How to test the throughput

(Jolla) #1

Hi,

I have set up a graylog in kubernetes, and I want to test what is the throughput, is there some tool or way to do the test?

(Jan Doberstein) #2

to many variable with no information.

throughput is much more than just running one benchmark as you can’t measure like http-perf. It depend so much on the normalization and protocol that you have running that this is not easy to answer.

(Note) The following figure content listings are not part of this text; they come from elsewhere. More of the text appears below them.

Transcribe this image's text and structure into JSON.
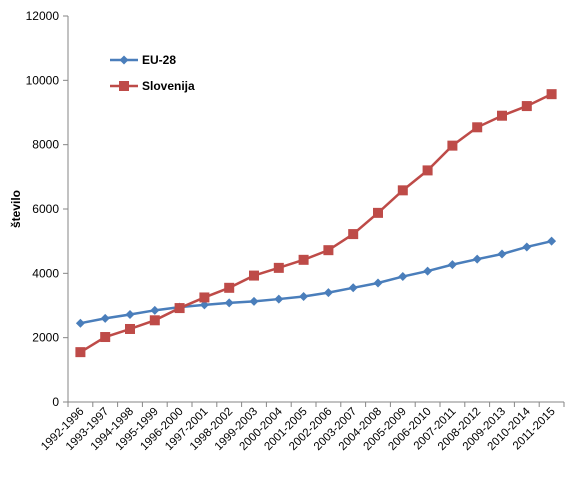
{
  "chart_data": {
    "type": "line",
    "title": "",
    "xlabel": "",
    "ylabel": "število",
    "ylim": [
      0,
      12000
    ],
    "yticks": [
      0,
      2000,
      4000,
      6000,
      8000,
      10000,
      12000
    ],
    "grid": false,
    "legend_position": "top-left",
    "categories": [
      "1992-1996",
      "1993-1997",
      "1994-1998",
      "1995-1999",
      "1996-2000",
      "1997-2001",
      "1998-2002",
      "1999-2003",
      "2000-2004",
      "2001-2005",
      "2002-2006",
      "2003-2007",
      "2004-2008",
      "2005-2009",
      "2006-2010",
      "2007-2011",
      "2008-2012",
      "2009-2013",
      "2010-2014",
      "2011-2015"
    ],
    "series": [
      {
        "name": "EU-28",
        "color": "#4a7ebb",
        "marker": "diamond",
        "values": [
          2450,
          2600,
          2720,
          2850,
          2950,
          3020,
          3080,
          3130,
          3200,
          3280,
          3400,
          3550,
          3700,
          3900,
          4070,
          4270,
          4440,
          4600,
          4820,
          5000
        ]
      },
      {
        "name": "Slovenija",
        "color": "#be4b48",
        "marker": "square",
        "values": [
          1550,
          2020,
          2270,
          2540,
          2920,
          3250,
          3550,
          3930,
          4170,
          4420,
          4720,
          5220,
          5880,
          6580,
          7200,
          7970,
          8540,
          8900,
          9200,
          9570
        ]
      }
    ]
  }
}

You need to know what you like to ingest, how you normalize and with that information you would be able to test the real throughput when you ingest that specific messages having all processing in place. But vanilla system does not mean anything.

(Jolla) #3

Hi Jan,

Thanks for your reply, I deploy graylog, elasticsearch, mongodb in kubernetes.
The logs are send to graylog server by fluentd through gef tcp protocal without TLS.https://github.com/roffe/kube-gelf

The resource limit for graylog is single pod 4C,8G, for elasticsearch cluster there are 3 master nodes(1C, 2G) and 2 data nodes(2C, 8G), for mongodb is 1C, 2G,

the configuration for graylog almost is using the default settings, I put it at here https://pastebin.com/fUxzAUNq
some configurations are overridden by the environment variable

GRAYLOG_SERVER_JAVA_OPTS=-Xms2048m -Xmx2048m -XX:NewRatio=1 -XX:MaxMetaspaceSize=256m -server -XX:+ResizeTLAB -XX:+UseConcMarkSweepGC -XX:+CMSConcurrentMTEnabled -XX:+CMSClassUnloadingEnabled -XX:+UseParNewGC -XX:-OmitStackTraceInFastThrow

In order to distinguish different namespace’s log, I create about 15 streams, the stream ruls type is “match regular expression”, such as “projectname-servicename-pod*”, for message, I don’t create

When message input rate reach about 5000msg/s, graylog will show an alert " process buffer full ", I need to stop some strems to solve this problem.
So I want to find a way to measure what the throughput is based on current configuration and also find how to optimise the performance.

Thanks

(Jan Doberstein) #4

you should capture the metrics somewhere to see what is going on and where the problem might be.

I can see from your configuration file that you use something 2.X of Graylog and you have the output_batch_size on default, same with the processors.

But again - without the metrics it is nearly impossible to tell where the problem is. If disable the streams helps with that you might want to rework that regular expressions.

(Jolla) #5

may I know what is the metrics mean, is it cpu usage or memory usage?

(Jan Doberstein) #6

By Metrics I mean the internal Graylog Metrics that are for example pushable via https://github.com/graylog-labs/graylog-plugin-metrics-reporter

or scrapped by Telegraf like in this example: https://grafana.com/dashboards/2549

(Jolla) #7

ok, got it , I’ll collect these metrics.